Crisis Communications: Lessons Learned From Capital One

Reasons to Execute a Crisis Communication Plan

Implementing a crisis communication plan is a reality for most organizations. Learn about the reasons why one needs to be executed following a data breach.

How to Execute a Crisis Communication Plan After a Data Breach

An organization's internal marketing or public relations department may have to execute a crisis communication plan for several reasons. One of those reasons is because of a confirmed data breach. Although federal, state, and municipal regulators may need to be notified, the crisis communication plan will need to inform clients and employees who may have had their data compromised. The organization will need to address concerns about potential identity theft and the unauthorized use of accounts, including debit and credit cards.

Keeping those impacted informed and communicating efficiently are critical components of any plan. Prompt and thorough communication also reassures those impacted that the firm is concerned, has taken remedies to correct the problem, and is ready to assist. A crisis communication plan should be formulated and in place prior to a data breach. By having protocols with action items already assigned to designees, the plan can be executed swiftly and effectively.

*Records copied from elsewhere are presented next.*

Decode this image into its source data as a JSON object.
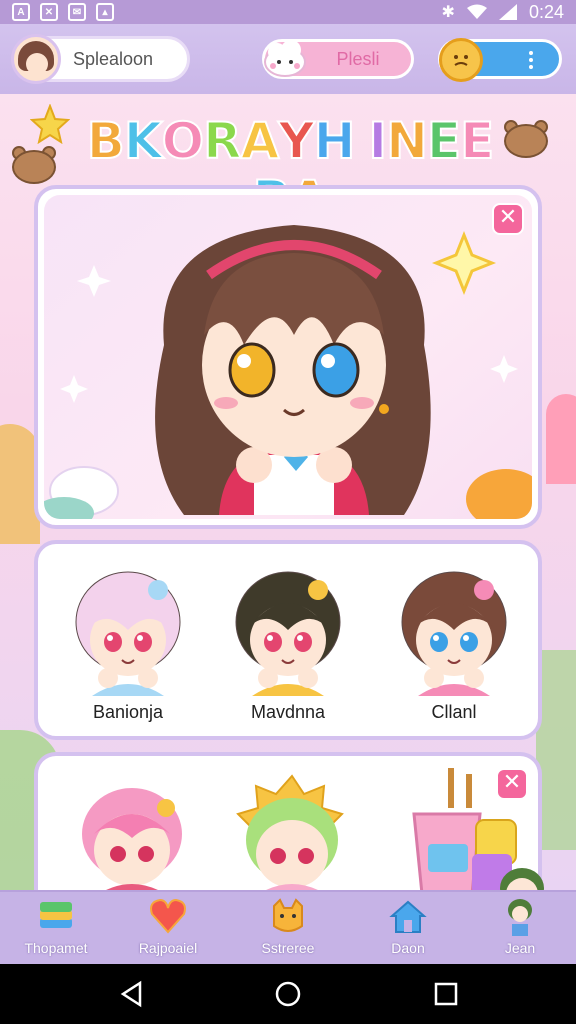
{
  "status_bar": {
    "time": "0:24",
    "left_icons": [
      "a-notification-icon",
      "crossed-box-icon",
      "mail-icon",
      "image-icon"
    ],
    "right_icons": [
      "bluetooth-icon",
      "wifi-icon",
      "signal-icon"
    ]
  },
  "header": {
    "profile_name": "Splealoon",
    "center_label": "Plesli",
    "menu_icon": "vertical-dots-icon"
  },
  "title": {
    "text": "BKORAYH INEEBA",
    "colors": [
      "#f2a93b",
      "#4ec0e8",
      "#f58bb6",
      "#8bd84c",
      "#f7c443",
      "#e8574f",
      "#4aa7ec",
      "#b57be3",
      "#f2a93b",
      "#5ac56a",
      "#f58bb6",
      "#4ec0e8",
      "#f2a93b",
      "#e8574f"
    ]
  },
  "hero": {
    "close_symbol": "✕"
  },
  "characters_row1": [
    {
      "name": "Banionja",
      "hair": "#f3d2ec",
      "accent": "#a7d8f5",
      "eyes": "#e4456f"
    },
    {
      "name": "Mavdnna",
      "hair": "#3f3a2a",
      "accent": "#f7c443",
      "eyes": "#e4456f"
    },
    {
      "name": "Cllanl",
      "hair": "#7a4a3a",
      "accent": "#f58bb6",
      "eyes": "#3ba0e6"
    }
  ],
  "characters_row2": {
    "close_symbol": "✕"
  },
  "bottom_nav": [
    {
      "label": "Thopamet",
      "icon": "layers-icon"
    },
    {
      "label": "Rajpoaiel",
      "icon": "heart-icon"
    },
    {
      "label": "Sstreree",
      "icon": "cat-face-icon"
    },
    {
      "label": "Daon",
      "icon": "house-icon"
    },
    {
      "label": "Jean",
      "icon": "character-avatar-icon"
    }
  ],
  "colors": {
    "accent_purple": "#c6b3e6",
    "accent_pink": "#f4669c",
    "accent_blue": "#4aa7ec",
    "accent_yellow": "#f7c44a"
  }
}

What Information to Include

When communicating to those who were potentially impacted by a data breach, there are key pieces of information they will want to know. First, any communication will need to include who might be impacted, the dates of the data breach, what information might have been compromised, and what potential victims can do to protect themselves. For example, were shoppers who used debit or credit cards between certain dates impacted? If so, what other personal information besides credit or debit card numbers, expiration dates, pin numbers, and CSV codes might have been exposed? Will the firm be providing free credit monitoring or other services to help victims? What should potential victims do in the meantime to prevent potential identity theft or unauthorized use of their personal information? Who should they contact?

While these examples do not represent all of the pertinent information that an organization will need to disseminate in every situation, data breaches typically involve directly reaching out to potential victims. This can be accomplished electronically or through postal mail. Press releases, radio and television news announcements, and interviews are other means of informing the general public. Many organizations include public notifications as part of a crisis communication plan in the event of a data breach. These types of notifications help alert and reach those whose direct notifications may be delayed.

Internal and External Audiences

A solid crisis communication plan includes both external and internal audiences. External audiences include governments, clients/customers, the general public, vendors, and the media. Internal audiences include employees, the families of employees, executive management, and investors. In the event of a data breach, a communication plan needs to also include the organization's internal audience. Employees need to be informed of what happened and whether they were impacted. They also need to know how to respond to media and client inquiries. A solid crisis communication plan will also inform employees of whom they can escalate questions and inquiries to, in addition to what their individual responsibilities are in the event they need to respond. Coming up with scripted messages for various levels of employees to use to respond to various external audiences can be helpful; however, some organizations prefer to have either an internal or external marketing/PR point of contact handle some external audiences like the media. Other organizations rely on legal departments or even high-ranking executives as points of contact.

Points of Contact

In the event of a data breach, the crisis communication plan should include details of how different types of audiences will be handled. A hub and spoke model can be used to establish a central source of information and command within the organization. From there, HR might be in charge of being the point of contact and source of information for employees and their families. Likewise, the sales and customer service department might be the point of contact for external customers. How the hub and spoke model plays out will be dependent on the firm's current size, resources, and structure.

While a data breach is not the only reason why organizations should be prepared to execute crisis communication plans, by nature cybersecurity incidents warrant this type of coordinated response. Potential victims need to be notified and reassured. Government regulators and the community need to know what happened and what steps the organization is taking to fix the problem. They also want to be reassured the firm is taking steps to prevent future problems. Finally, employees, investors, and vendors need to be aware of how to respond and what they can do to mitigate any damages.